I hear you, Linda! You should see some of the comments on my recipes, too! Painful, especially when others are raving about the same recipe! Ugh, I agree about the glass half full. Anyway, I’m delighted that you enjoyed the plum muffin recipe, too! I just love it beyond words! Lucky you with all those beautiful plums! Wow! Thank you for your lovely review and I hope you find more of my recipes to enjoy! Can I suggest this apple cake and/or apple scones since you’re going to be blessed with fruit from your tree?
Ooooooh, just read both of those recipes. I will be trying both! Thanks for the links :-). Quick easy recipes make my life easier! I forgot to mention the other thing I did when I made the plum muffins – used raw sugar. I use raw sugar for literally everything including jams and marmalades and turn it into caster sugar when needed. Thanks again!
Wonderful, and yes, less processed is great! Lmk what you think, Linda!
I make these muffins whenever I see plums in the store.
I know they would be excellent with an espresso made in a gorgeous moka pot!
I made 4 mini loaves of this today. I did use Vanilla yogurt. Other than that, I followed the recipe and was very pleased with the texture and taste. Will definitely be making this again. Thanks for another great recipe.
Wonderful, Bonnie! I love making mini loaves, too! Try it with other fruits as well :)
I tried making these muffins with plain yogurt but the result wasn’t sweet at all (and I did remember to include the 1/2 cup of sugar). They were edible and likely healthier but the dough itself was very bland. Do you normally recommend using vanilla or a different flavor of yogurt? I also felt it could have benefited greatly from some sort of spice. I will say, however, that the recipe was beautifully moist. Please let me know what you think I could do to improve for next time!
Hi Alexis, did you top with pearl or another sprinkle of sugar? They really need as they aren’t very sweet at all. You can add a pinch of salt and a spice if you like, but I think the main problem of no flavor is from the fruit. There’s so much fruit in this recipe, that if it’s a not a really good-flavored fruit, the muffins won’t be as spectacular as they should be. I would try to find a really tasty, fruit (you’re in season with plums, but it all depends on which ones you find), add a bit of salt and top with sugar. Skip the spice this time and see if you are happier with the result. Let me know, too! :)
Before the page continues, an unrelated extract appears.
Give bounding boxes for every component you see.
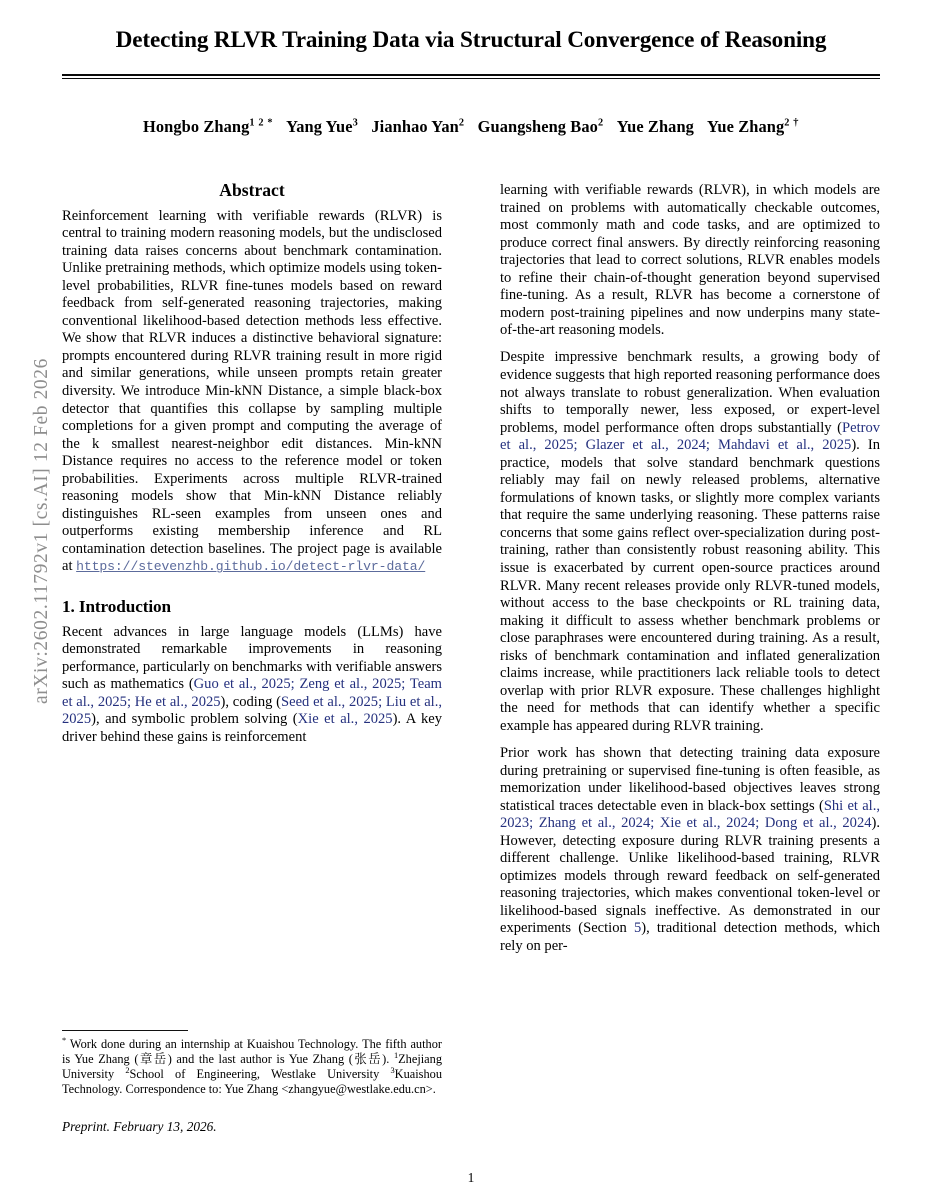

These are delicious and easy to make. Thank you.
So happy you tried them!
This is the first year my plum tree has blessed me with a full tree of prunes, they are sweet and delicious…..perfect to try a new recipe. And yours is the one I picked and my husband loved it. He had three muffins within an hour. I’ll be see friends this week end and have a recipe printed for them to go along with a great big bag full of prunes. I know they will just love your muffins!
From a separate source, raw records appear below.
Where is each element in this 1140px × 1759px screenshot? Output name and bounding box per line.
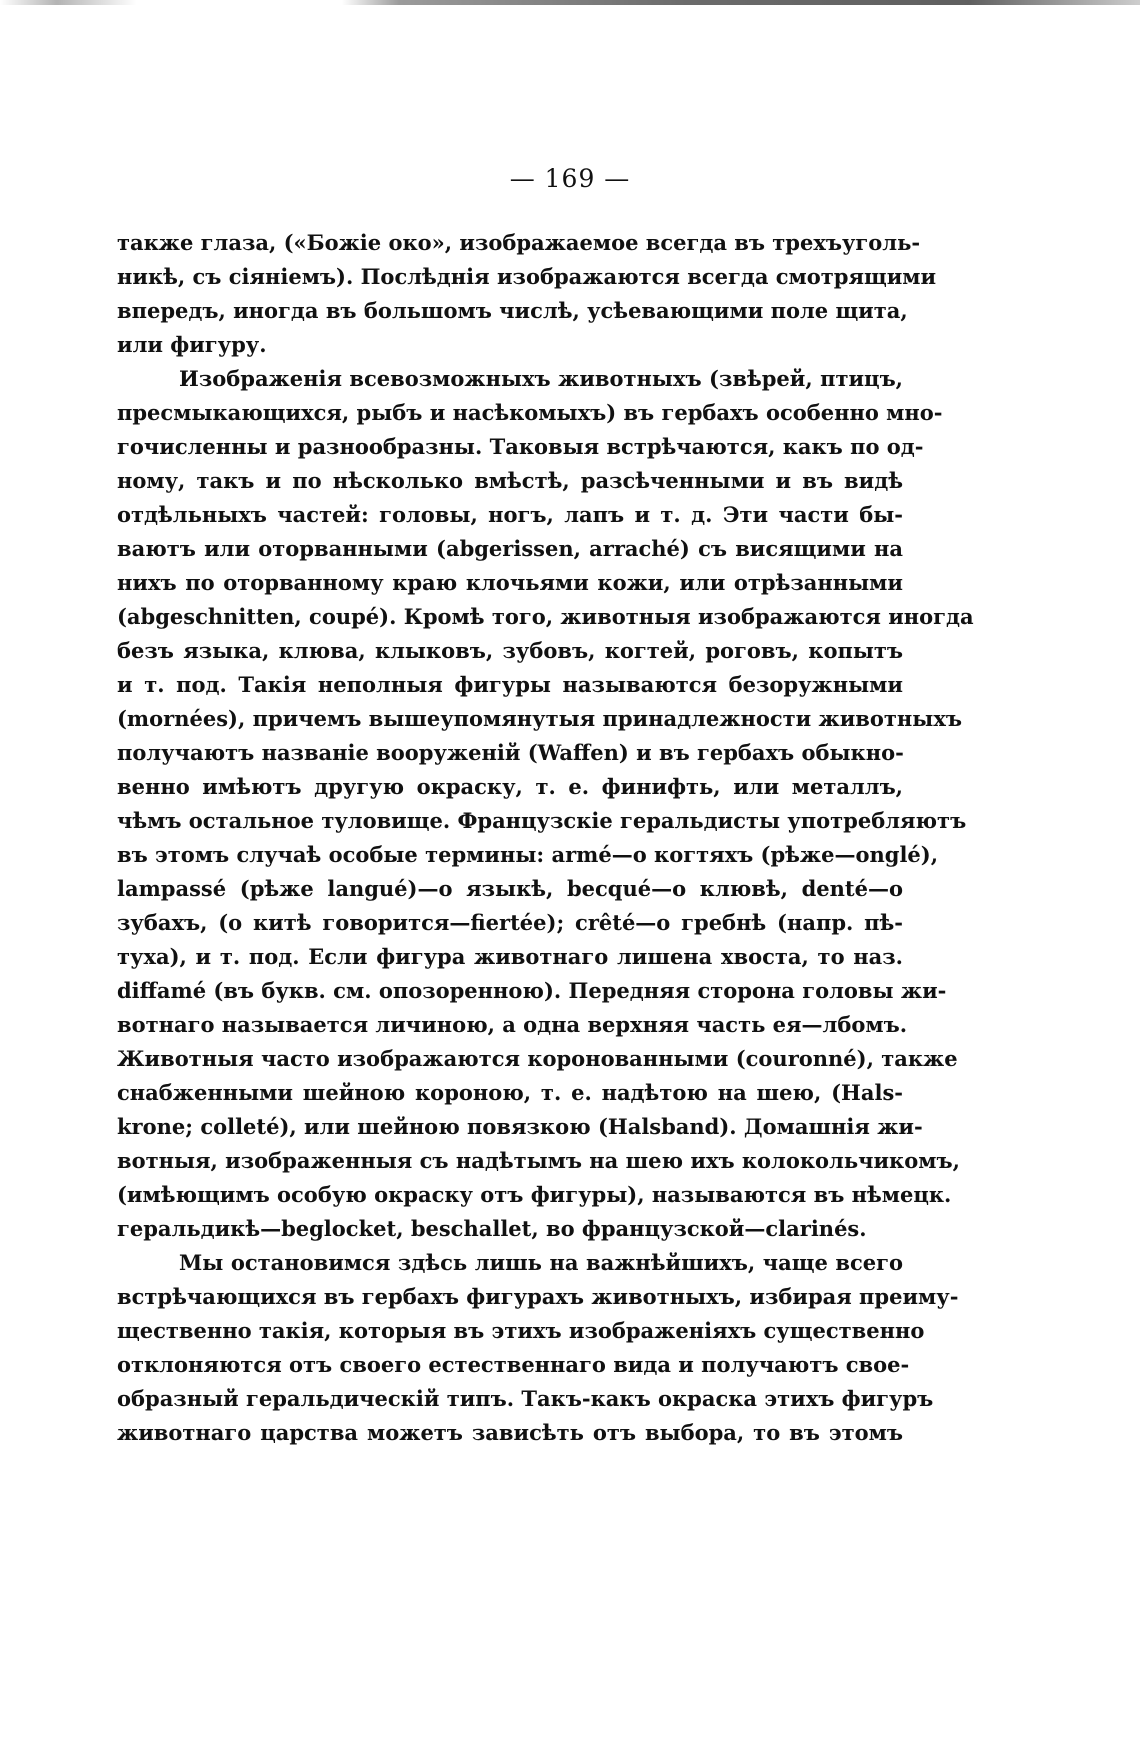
text-line-16: получаютъ названіе вооруженій (Waffen) и въ гербахъ обыкно-	[117, 740, 904, 765]
page-number: — 169 —	[509, 164, 631, 193]
text-line-21: зубахъ, (о китѣ говорится—fiertée); crêté—о гребнѣ (напр. пѣ-	[117, 910, 903, 935]
text-line-30: геральдикѣ—beglocket, beschallet, во французской—clarinés.	[117, 1216, 867, 1241]
text-line-36: животнаго царства можетъ зависѣть отъ выбора, то въ этомъ	[117, 1420, 903, 1445]
text-line-22: туха), и т. под. Если фигура животнаго лишена хвоста, то наз.	[117, 944, 903, 969]
text-line-33: щественно такія, которыя въ этихъ изображеніяхъ существенно	[117, 1318, 925, 1343]
text-line-4: или фигуру.	[117, 332, 267, 357]
text-line-5: Изображенія всевозможныхъ животныхъ (звѣрей, птицъ,	[179, 366, 903, 391]
text-line-13: безъ языка, клюва, клыковъ, зубовъ, когтей, роговъ, копытъ	[117, 638, 903, 663]
text-line-27: krone; colleté), или шейною повязкою (Halsband). Домашнія жи-	[117, 1114, 923, 1139]
text-line-9: отдѣльныхъ частей: головы, ногъ, лапъ и т. д. Эти части бы-	[117, 502, 903, 527]
text-line-17: венно имѣютъ другую окраску, т. е. финифть, или металлъ,	[117, 774, 903, 799]
text-line-3: впередъ, иногда въ большомъ числѣ, усѣевающими поле щита,	[117, 298, 908, 323]
text-line-31: Мы остановимся здѣсь лишь на важнѣйшихъ, чаще всего	[179, 1250, 903, 1275]
text-line-8: ному, такъ и по нѣсколько вмѣстѣ, разсѣченными и въ видѣ	[117, 468, 903, 493]
text-line-12: (abgeschnitten, coupé). Кромѣ того, животныя изображаются иногда	[117, 604, 974, 629]
text-line-34: отклоняются отъ своего естественнаго вида и получаютъ свое-	[117, 1352, 910, 1377]
text-line-26: снабженными шейною короною, т. е. надѣтою на шею, (Hals-	[117, 1080, 903, 1105]
text-line-15: (mornées), причемъ вышеупомянутыя принадлежности животныхъ	[117, 706, 962, 731]
text-line-35: образный геральдическій типъ. Такъ-какъ окраска этихъ фигуръ	[117, 1386, 934, 1411]
text-line-14: и т. под. Такія неполныя фигуры называются безоружными	[117, 672, 903, 697]
text-line-25: Животныя часто изображаются коронованными (couronné), также	[117, 1046, 958, 1071]
text-line-32: встрѣчающихся въ гербахъ фигурахъ животныхъ, избирая преиму-	[117, 1284, 959, 1309]
text-line-23: diffamé (въ букв. см. опозоренною). Передняя сторона головы жи-	[117, 978, 947, 1003]
text-line-10: ваютъ или оторванными (abgerissen, arraché) съ висящими на	[117, 536, 903, 561]
text-line-2: никѣ, съ сіяніемъ). Послѣднія изображаются всегда смотрящими	[117, 264, 937, 289]
text-line-29: (имѣющимъ особую окраску отъ фигуры), называются въ нѣмецк.	[117, 1182, 952, 1207]
text-line-7: гочисленны и разнообразны. Таковыя встрѣчаются, какъ по од-	[117, 434, 924, 459]
text-line-20: lampassé (рѣже langué)—о языкѣ, becqué—о клювѣ, denté—о	[117, 876, 903, 901]
text-line-6: пресмыкающихся, рыбъ и насѣкомыхъ) въ гербахъ особенно мно-	[117, 400, 943, 425]
text-line-28: вотныя, изображенныя съ надѣтымъ на шею ихъ колокольчикомъ,	[117, 1148, 960, 1173]
text-line-18: чѣмъ остальное туловище. Французскіе геральдисты употребляютъ	[117, 808, 967, 833]
text-line-1: также глаза, («Божіе око», изображаемое всегда въ трехъуголь-	[117, 230, 921, 255]
text-line-19: въ этомъ случаѣ особые термины: armé—о когтяхъ (рѣже—onglé),	[117, 842, 939, 867]
scan-edge-mark	[0, 0, 1140, 5]
text-line-11: нихъ по оторванному краю клочьями кожи, или отрѣзанными	[117, 570, 903, 595]
text-line-24: вотнаго называется личиною, а одна верхняя часть ея—лбомъ.	[117, 1012, 908, 1037]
Your muffins are really easy to make and are excellent, this recipe is a keeper,,,,,,thanks for sharing it.
So happy you tried it, Doris! I wish I could tell the world about this muffin recipe (although I’d love to take credit, it’s not mine). It is so wonderful, and I know exactly why your husband had three in an hour! :)
Thank you for sharing your wonderful plums and my recipe! I appreciate it (and this comment)! :)
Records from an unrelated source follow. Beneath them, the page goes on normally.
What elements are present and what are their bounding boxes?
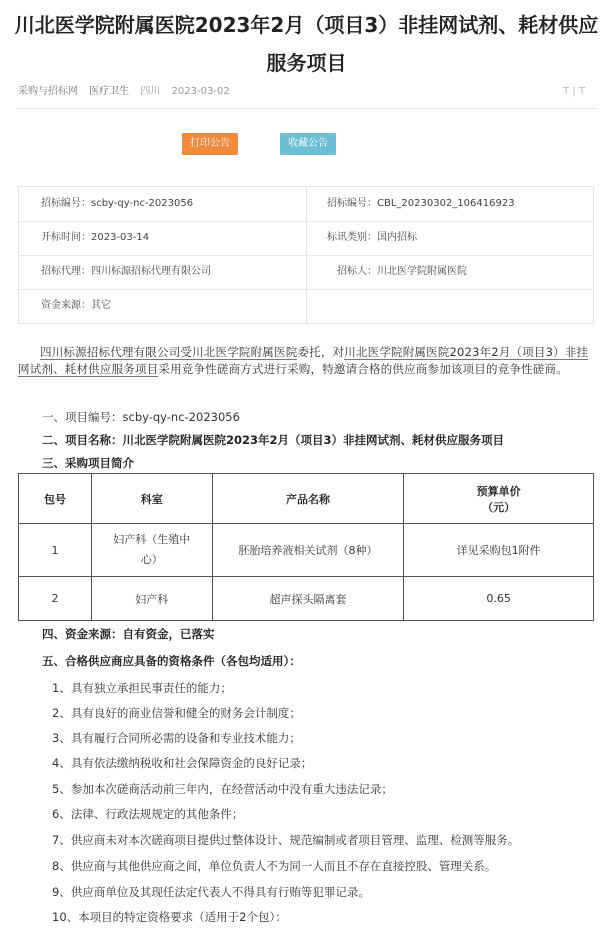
header-price-line1: 预算单价 (476, 484, 521, 498)
header-price-line2: （元） (482, 500, 516, 514)
cell-package: 2 (19, 577, 92, 621)
info-box (18, 186, 594, 324)
condition-item: 5、参加本次磋商活动前三年内，在经营活动中没有重大违法记录； (52, 782, 393, 796)
agent-name: 四川标源招标代理有限公司受 (40, 345, 193, 359)
table-row (19, 577, 594, 621)
cell-product: 超声探头隔离套 (212, 577, 404, 621)
condition-item: 7、供应商未对本次磋商项目提供过整体设计、规范编制或者项目管理、监理、检测等服务。 (52, 833, 520, 847)
page-title-line2: 服务项目 (266, 51, 347, 75)
intro-text: 委托，对 (297, 345, 345, 359)
project-title-line: 二、项目名称：川北医学院附属医院2023年2月（项目3）非挂网试剂、耗材供应服务项目 (42, 433, 505, 447)
info-divider (306, 289, 307, 323)
info-row (19, 255, 593, 290)
intro-text: 采用竞争性磋商方式进行采购，特邀请合格的供应商参加该项目的竞争性磋商。 (158, 362, 568, 376)
favorite-button[interactable]: 收藏公告 (280, 133, 336, 155)
condition-item: 3、具有履行合同所必需的设备和专业技术能力； (52, 731, 301, 745)
condition-item: 2、具有良好的商业信誉和健全的财务会计制度； (52, 706, 301, 720)
info-row (19, 221, 593, 256)
condition-item: 4、具有依法缴纳税收和社会保障资金的良好记录； (52, 756, 313, 770)
bid-type: 标讯类别：国内招标 (327, 232, 417, 243)
project-number: 一、项目编号：scby-qy-nc-2023056 (42, 410, 240, 424)
cell-price: 详见采购包1附件 (404, 524, 594, 577)
condition-item: 8、供应商与其他供应商之间，单位负责人不为同一人而且不存在直接控股、管理关系。 (52, 859, 497, 873)
cell-product: 胚胎培养液相关试剂（8种） (212, 524, 404, 577)
intro-paragraph (18, 344, 596, 378)
category-label[interactable]: 医疗卫生 (89, 86, 130, 97)
condition-item: 9、供应商单位及其现任法定代表人不得具有行贿等犯罪记录。 (52, 885, 370, 899)
project-name: 川北医学院附属医院2023年2月（项目3）非挂网试剂、耗材供应服务项目 (18, 345, 589, 376)
condition-item: 1、具有独立承担民事责任的能力； (52, 681, 232, 695)
tenderer-name: 川北医学院附属医院 (192, 345, 298, 359)
department-line: 心） (140, 553, 163, 566)
notice-number: 招标编号：CBL_20230302_106416923 (327, 198, 515, 209)
page-title (0, 0, 613, 82)
condition-item: 6、法律、行政法规规定的其他条件； (52, 807, 244, 821)
info-row (19, 289, 593, 323)
source-link[interactable]: 采购与招标网 (18, 86, 78, 97)
open-time: 开标时间：2023-03-14 (41, 232, 150, 243)
qualification-heading: 五、合格供应商应具备的资格条件（各包均适用）： (42, 654, 301, 668)
page-title-line1: 川北医学院附属医院2023年2月（项目3）非挂网试剂、耗材供应 (14, 13, 599, 37)
region-label[interactable]: 四川 (140, 86, 161, 97)
header-package: 包号 (19, 474, 92, 524)
header-product: 产品名称 (212, 474, 404, 524)
info-row (19, 187, 593, 222)
header-price (404, 474, 594, 524)
fund-source: 资金来源：其它 (41, 300, 111, 311)
tenderer: 招标人：川北医学院附属医院 (337, 266, 467, 277)
cell-department (91, 524, 212, 577)
cell-department: 妇产科 (91, 577, 212, 621)
print-button[interactable]: 打印公告 (182, 133, 238, 155)
section-heading: 三、采购项目简介 (42, 456, 134, 470)
items-table (18, 473, 594, 621)
header-department: 科室 (91, 474, 212, 524)
publish-date: 2023-03-02 (171, 86, 230, 97)
bid-agent: 招标代理：四川标源招标代理有限公司 (41, 266, 211, 277)
font-size-toggle[interactable]: T | T (563, 86, 585, 97)
bid-number: 招标编号：scby-qy-nc-2023056 (41, 198, 194, 209)
fund-heading: 四、资金来源：自有资金，已落实 (42, 627, 215, 641)
header-divider (16, 108, 597, 109)
department-line: 妇产科（生殖中 (113, 533, 191, 546)
table-row (19, 524, 594, 577)
meta-bar (18, 84, 593, 100)
cell-package: 1 (19, 524, 92, 577)
condition-item: 10、本项目的特定资格要求（适用于2个包）： (52, 910, 287, 924)
cell-price: 0.65 (404, 577, 594, 621)
table-header-row (19, 474, 594, 524)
Hi, I made this recipe and love that its a healthy version of plum muffins. However, the cupcake holders were soaked in oil after baking – is 1/2 cup too much oil? Is there any workaround for this? Otherwise they taste awesome, just don’t look the nicest.
Hi Niki, I have made these so many times (including yesterday morning) and never had this happen. The amount is fine, but what oil are you using?